Sirenusa Developer’s Excuses Don’t Make Sense

Dear Mr. Marzano,

You have often stated publicly that you believe you have been misrepresented and that the reports attacking the Sirenusa project have been misleading and unfair. According to the documents available to the public, at a minimum your project does not meet the requirements of the property’s R-2 zoning and the project does not comply with the requirements of the building codes.

As a result, the Department of Planning and Natural Resources stopped construction last year until these issues were addressed. It appears that instead of correcting these problems you have asked the senators to pardon these abuses and change the laws of the Virgin Islands to fit your project.

I believe your quote in the newspaper was that “our architect told us to build four stories and that he would get the permits later.” Well, “four stories” is what has been offered for sale for years and that is what the Senate approved before the governor’s veto due to numerous professional recommendations against the bill and its illegalities. So please help us understand the facts and put your cards on the table.

After exploring other excuses such as incorrect surveys and poorly written building codes, in a recent St. John Tradewinds article, you claim that this controversy is now somehow a “racial issue” because the opposition is “primarily continental people against development because they have their million dollar homes already.”

Correct me if I am wrong, but I believe that your average unit at Sirenusa is selling for $2 million ($1.4 to $2.6 million) and I am doubtful that many of your buyers are “local.” Are you saying that these opponents are against your project because more expensive real estate such as yours will increase property taxes or that your project shall perhaps change the demographics of the neighborhood?

Neither explanation seems rational so your statements appear to be aimed at inciting a division within our small island community, to provoke a response from those unaware of your tactics, and to deflect criticism of your project. Perhaps, because you do not know us, you did not hear how this approach failed for the Crucians when they tried to divide St. John along racial lines for their own validation.

No, your supporters are only those employees and subcontractors who are directly paid to write letters and attend rallies while your opponents are the concerned community united against irresponsible and unsustainable development.
In this same article you also repeated your claims that, despite contrary statements to DPNR, you are now “out of money” and “the project’s bank loan is in jeopardy without the additional units.” If these claims are the actual facts and your only remaining motive for your zoning change request, then you should have no problem proving such claims by presenting all your financial statements to the public.

Without them, your allegations of high construction costs, lack of profits, and bank concerns appear less than credible.

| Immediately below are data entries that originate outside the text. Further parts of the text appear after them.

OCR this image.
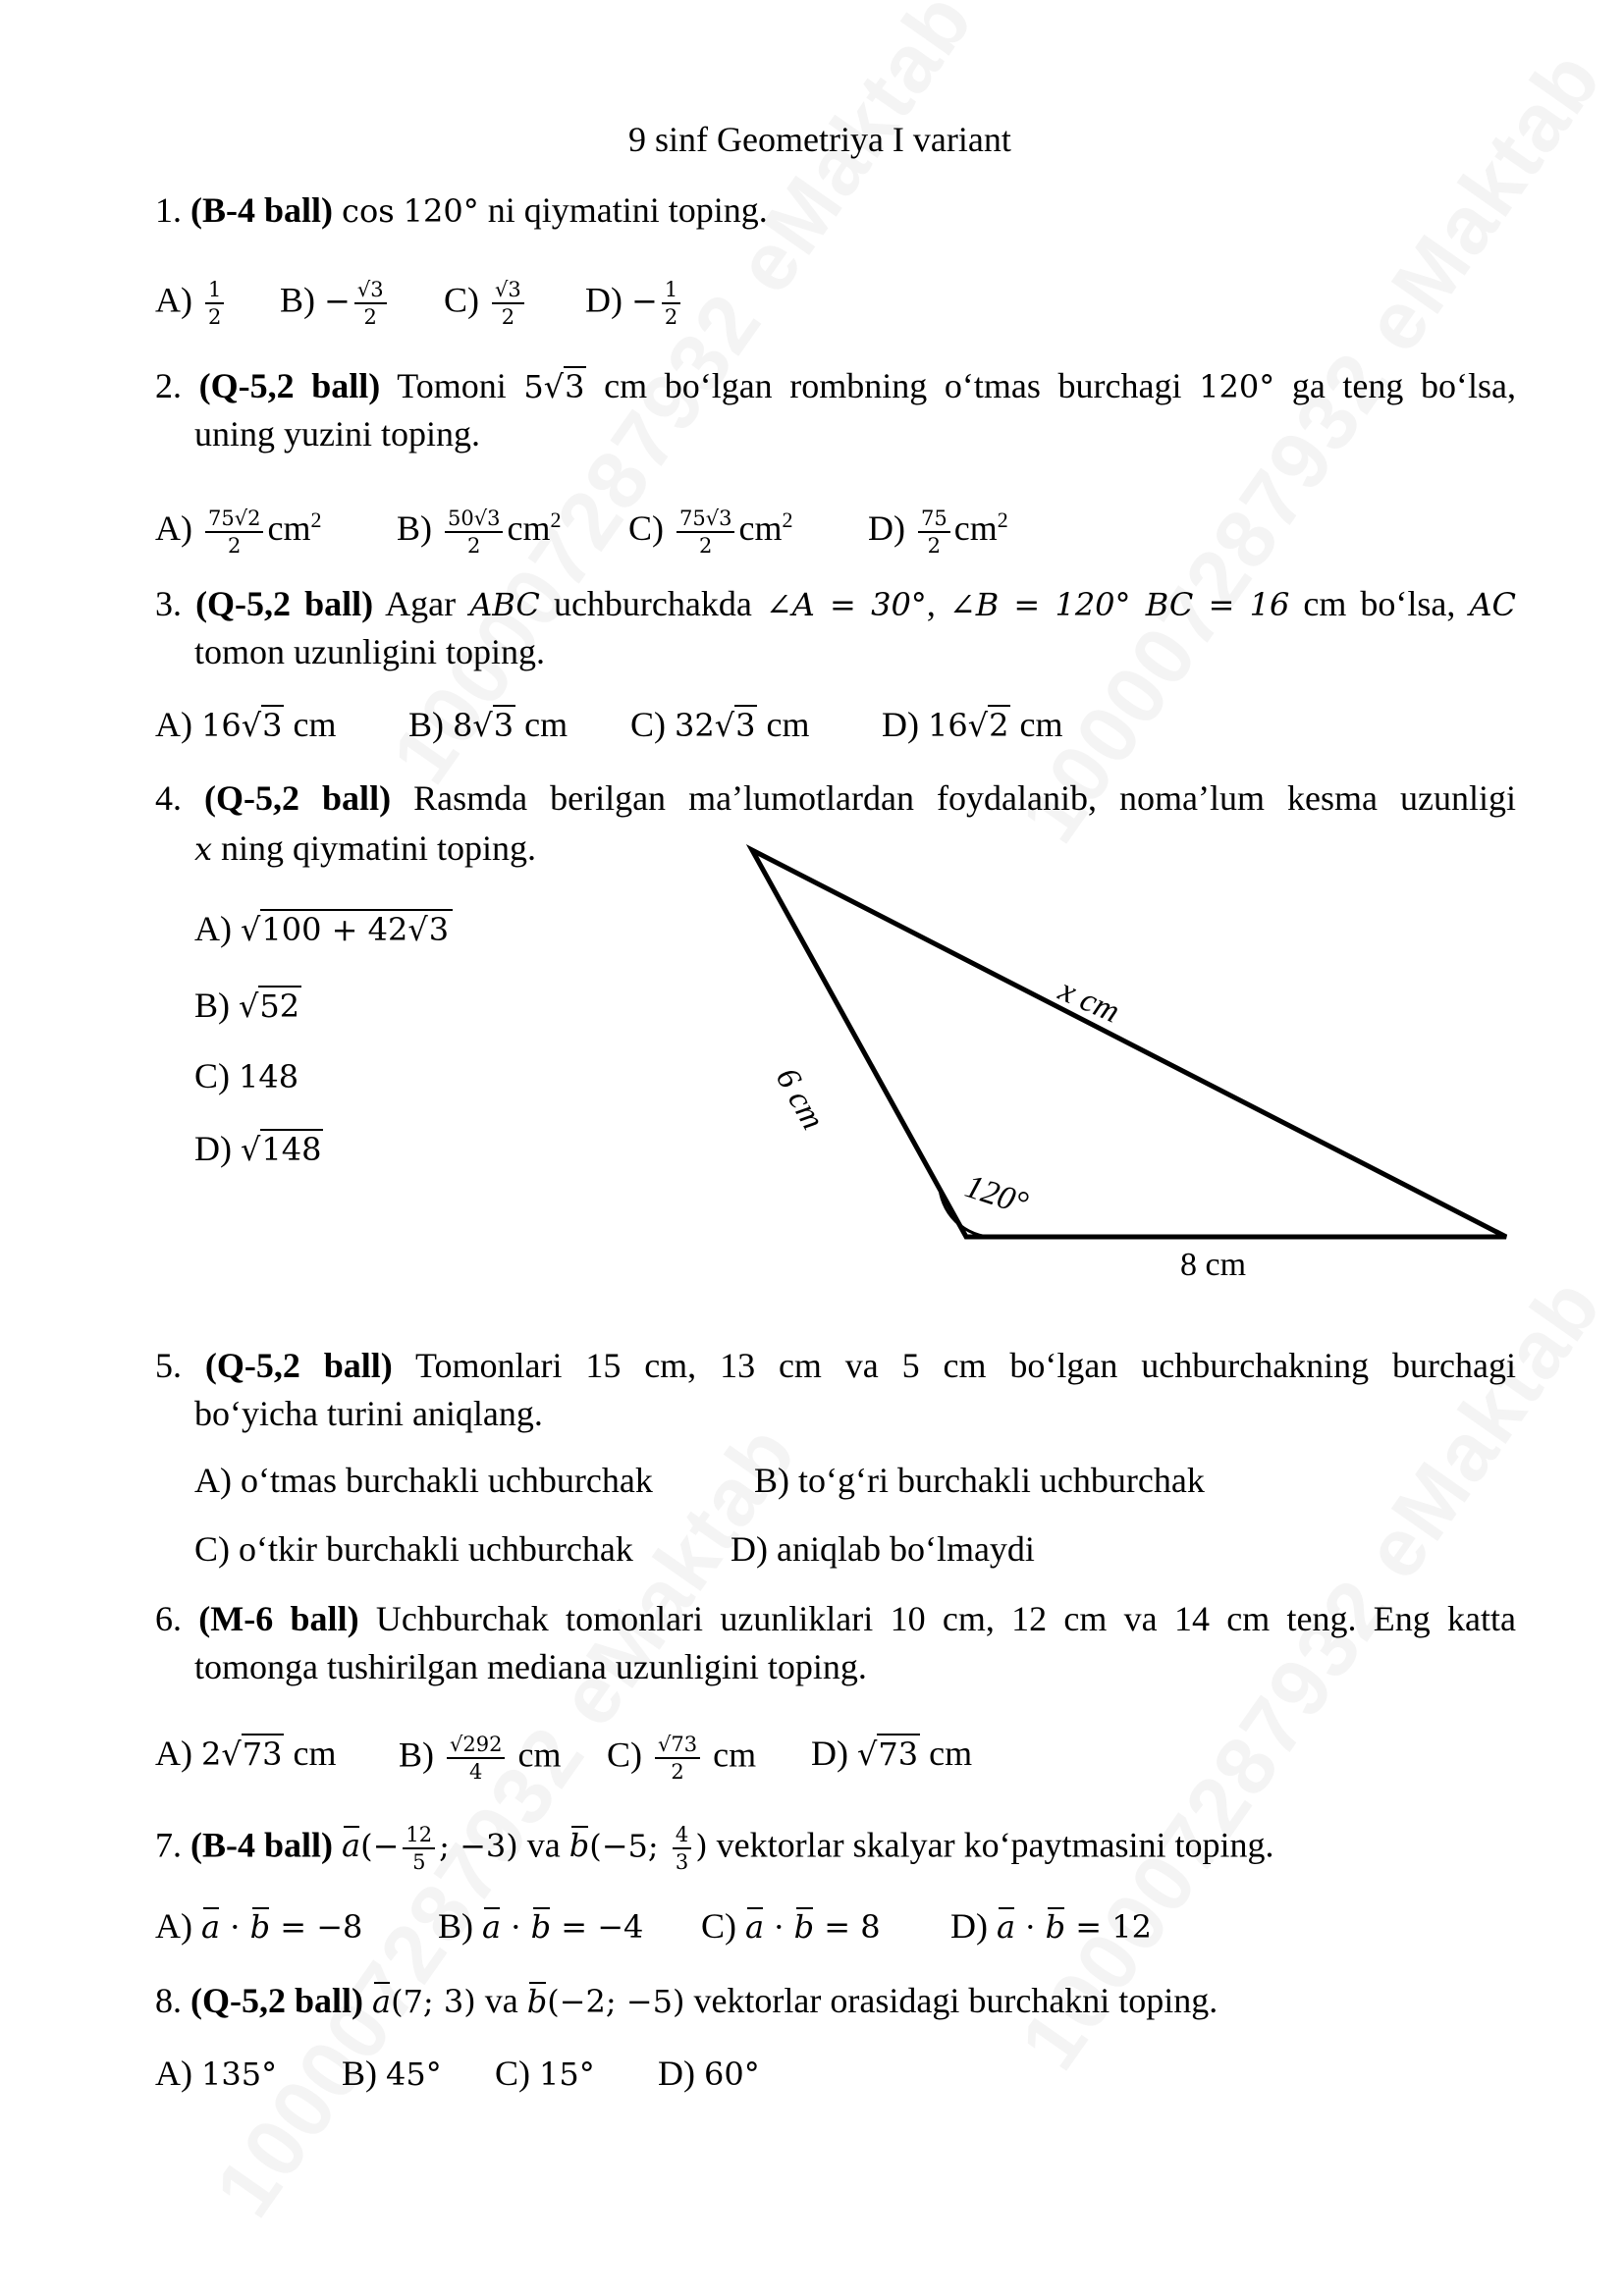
9 sinf Geometriya I variant
1. (B-4 ball) cos 120° ni qiymatini toping.
$A) \frac{1}{2} B) - \frac{√3}{2} C) \frac{√3}{2} D) - \frac{1}{2}$
2. (Q-5,2 ball) Tomoni 5√3 cm bo‘lgan rombning o‘tmas burchagi 120° ga teng bo‘lsa,
uning yuzini toping.
$A) \frac{75√2}{2} cm^2$ $B) \frac{50√3}{2} cm^2$ $C) \frac{75√3}{2} cm^2$ $D) \frac{75}{2} cm^2$
3. (Q-5,2 ball) Agar ABC uchburchakda ∠A = 30°, ∠B = 120° BC = 16 cm bo‘lsa, AC
tomon uzunligini toping.
A) 16√3 cm B) 8√3 cm C) 32√3 cm D) 16√2 cm
4. (Q-5,2 ball) Rasmda berilgan ma’lumotlardan foydalanib, noma’lum kesma uzunligi
x ning qiymatini toping.
A) √100 + 42√3
B) √52
C) 148
D) √148
6 cm
x cm
8 cm
120°
5. (Q-5,2 ball) Tomonlari 15 cm, 13 cm va 5 cm bo‘lgan uchburchakning burchagi
bo‘yicha turini aniqlang.
A) o‘tmas burchakli uchburchak	B) to‘g‘ri burchakli uchburchak
C) o‘tkir burchakli uchburchak	D) aniqlab bo‘lmaydi
6. (M-6 ball) Uchburchak tomonlari uzunliklari 10 cm, 12 cm va 14 cm teng. Eng katta
tomonga tushirilgan mediana uzunligini toping.
A) 2√73 cm $B) \frac{√292}{4}$ cm $C) \frac{√73}{2}$ cm D) √73 cm
7. (B-4 ball) $a(- \frac{12}{5}$ ; −3) va b(−5; $\frac{4}{3}$ ) vektorlar skalyar ko‘paytmasini toping.
A) a · b = −8 B) a · b = −4 C) a · b = 8 D) a · b = 12
8. (Q-5,2 ball) a(7; 3) va b(−2; −5) vektorlar orasidagi burchakni toping.
A) 135° B) 45° C) 15° D) 60°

I for one am curious which bank would write such a substantial loan without collateral or verification of your ability to meet the terms of the loan.

While your bank may not be concerned that you are threatening to walk away from a “$35 million dollar construction cost to date,” I would suppose that your own buyers, or our Senate, would at least consider a performance bond after such statements. But I am reassured that, if you did walk away from a legitimate bank loan and bankrupt yourself, someone would buy the project from your bank at a reduced cost and complete the project thus keeping the crews employed and avoiding your doomsday predictions.

Nonetheless, I am still a little confused as to the accounting that has you so anxious about your ability to complete the project without the additional units. You are on the record stating that you have spent $35 million to date and expected to spend a total of $60 million on the project. Given that the current 40 units are selling for an average of $2 million each and most units are sold, you should have contracts for $80 million and net a profit of about $20 million, barring unforeseen expenses.

Okay, while I do not have your experience, I guess a developer such as yourself could feel that a profit of $20 million is a poor investment given your sacrifices to date. So these additional seven units that you are requesting will generate another $14 million for a total of $94 million in sales but, because construction costs are always less for such added units, you may expect a total profit of perhaps $25 to $30 million.

Do I have that right? Of course there could be an error or two in this calculation but, then again, your full cooperation and financials for an audit would clear up any misunderstandings that many of us still have. I look forward to your improved level of disclosure and your next verifiable statement.